C’est M. Muhannad Hadi, l’adjoint de M. Wennesland absent au début de la réunion, qui a lu le discours de ce dernier avant qu’il ne rejoigne la séance. M. Wennesland y tire un sombre bilan de la situation à Gaza, marquée par 44 000 morts du côté palestinien, tandis que 1 700 Israéliens et ressortissants étrangers ont été tués au cours des 13 mois du conflit et que 101 Israéliens sont toujours détenus dans des conditions « effroyables ». « Au milieu de l’horreur inimaginable de plus d’un an, je crains que, même après que les armes se seront tues, nous ayons perdu l’espoir d’un avenir meilleur et que nous ayons mis fin à des décennies de dur combat en faveur d’institutions », a commenté le Coordonnateur spécial.
M. Wennesland a notamment tiré l’alarme face tant au pillage des fournitures humanitaires par des groupes armés palestiniens qu’au niveau largement insuffisant d’aide humanitaire autorisée par Israël à entrer dans la bande de Gaza.
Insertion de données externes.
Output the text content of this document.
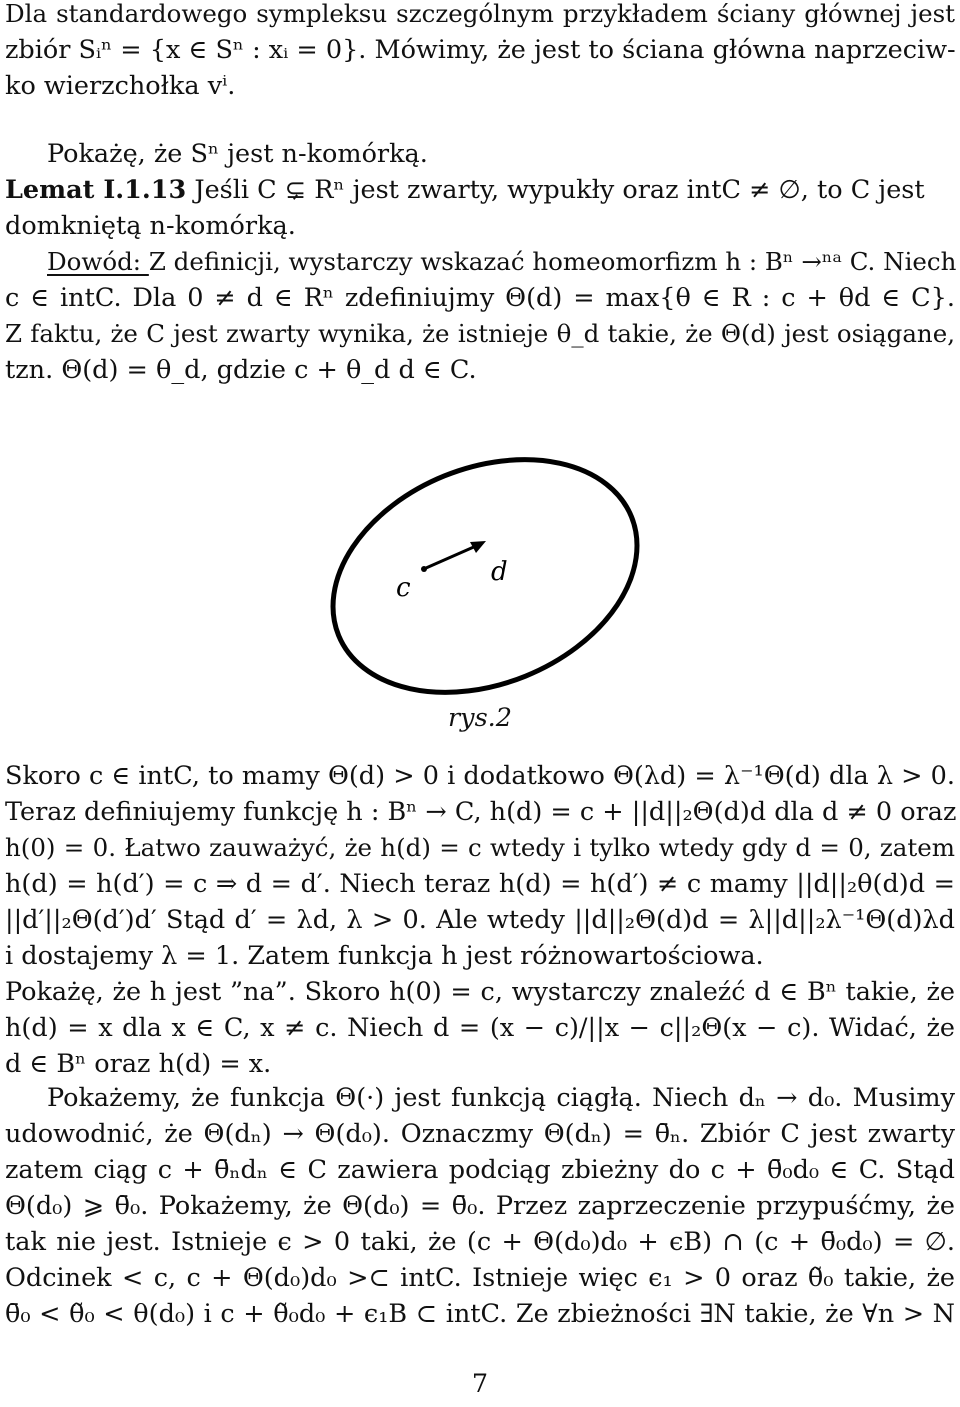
Dla standardowego sympleksu szczególnym przykładem ściany głównej jest
zbiór Sᵢⁿ = {x ∈ Sⁿ : xᵢ = 0}. Mówimy, że jest to ściana główna naprzeciw-
ko wierzchołka vⁱ.
Pokażę, że Sⁿ jest n-komórką.
Lemat I.1.13 Jeśli C ⊊ Rⁿ jest zwarty, wypukły oraz intC ≠ ∅, to C jest
domkniętą n-komórką.
Dowód: Z definicji, wystarczy wskazać homeomorfizm h : Bⁿ →ⁿᵃ C. Niech
c ∈ intC. Dla 0 ≠ d ∈ Rⁿ zdefiniujmy Θ(d) = max{θ ∈ R : c + θd ∈ C}.
Z faktu, że C jest zwarty wynika, że istnieje θ_d takie, że Θ(d) jest osiągane,
tzn. Θ(d) = θ_d, gdzie c + θ_d d ∈ C.
c
d
rys.2
Skoro c ∈ intC, to mamy Θ(d) > 0 i dodatkowo Θ(λd) = λ⁻¹Θ(d) dla λ > 0.
Teraz definiujemy funkcję h : Bⁿ → C, h(d) = c + ||d||₂Θ(d)d dla d ≠ 0 oraz
h(0) = 0. Łatwo zauważyć, że h(d) = c wtedy i tylko wtedy gdy d = 0, zatem
h(d) = h(d′) = c ⇒ d = d′. Niech teraz h(d) = h(d′) ≠ c mamy ||d||₂θ(d)d =
||d′||₂Θ(d′)d′ Stąd d′ = λd, λ > 0. Ale wtedy ||d||₂Θ(d)d = λ||d||₂λ⁻¹Θ(d)λd
i dostajemy λ = 1. Zatem funkcja h jest różnowartościowa.
Pokażę, że h jest ”na”. Skoro h(0) = c, wystarczy znaleźć d ∈ Bⁿ takie, że
h(d) = x dla x ∈ C, x ≠ c. Niech d = (x − c)/||x − c||₂Θ(x − c). Widać, że
d ∈ Bⁿ oraz h(d) = x.
Pokażemy, że funkcja Θ(·) jest funkcją ciągłą. Niech dₙ → d₀. Musimy
udowodnić, że Θ(dₙ) → Θ(d₀). Oznaczmy Θ(dₙ) = θ̄ₙ. Zbiór C jest zwarty
zatem ciąg c + θ̄ₙdₙ ∈ C zawiera podciąg zbieżny do c + θ̄₀d₀ ∈ C. Stąd
Θ(d₀) ⩾ θ̄₀. Pokażemy, że Θ(d₀) = θ̄₀. Przez zaprzeczenie przypuśćmy, że
tak nie jest. Istnieje ϵ > 0 taki, że (c + Θ(d₀)d₀ + ϵB) ∩ (c + θ̄₀d₀) = ∅.
Odcinek < c, c + Θ(d₀)d₀ >⊂ intC. Istnieje więc ϵ₁ > 0 oraz θ̃₀ takie, że
θ̄₀ < θ̃₀ < θ(d₀) i c + θ̃₀d₀ + ϵ₁B ⊂ intC. Ze zbieżności ∃N takie, że ∀n > N
7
À ce titre, il a exhorté Israël à remplir ses obligations en facilitant le passage de l’assistance sur l’intégralité du territoire.
Le Coordonnateur spécial s’est également inquiété de l’érosion potentielle du territoire de Gaza, notant qu’Israël semble en train de mettre en place des zones tampons sur des terres agricoles. Il s’est de même inquiété que des ministres du Gouvernement israélien aient appelé à l’implantation de colonies à Gaza.
Enfin, partageant quelques observations finales lors de sa dernière intervention devant le Conseil de sécurité, il a appelé l’audience à reconnaître que la capacité de la Palestine à gouverner son territoire est délibérément minée. Si ces efforts de sape devaient aboutir, alors l’effondrement des principes et des structures institutionnelles aurait un effet d’entraînement qui pourrait s’étendre bien au-delà du Moyen-Orient, a-t-il averti.
La même mise en garde a été également formulée, en d’autres termes, par l’État de Palestine. Gaza deviendra « soit le cimetière du droit international, soit la terre de sa résurrection », a lancé son Observateur permanent, Riyad Mansour. Dans ce cadre, il a évoqué la simplicité du choix auquel est confrontée la communauté internationale, accusant Israël de compter sur la capitulation des Palestiniens, des gouvernements du monde entier, de l’ONU et des tribunaux internationaux.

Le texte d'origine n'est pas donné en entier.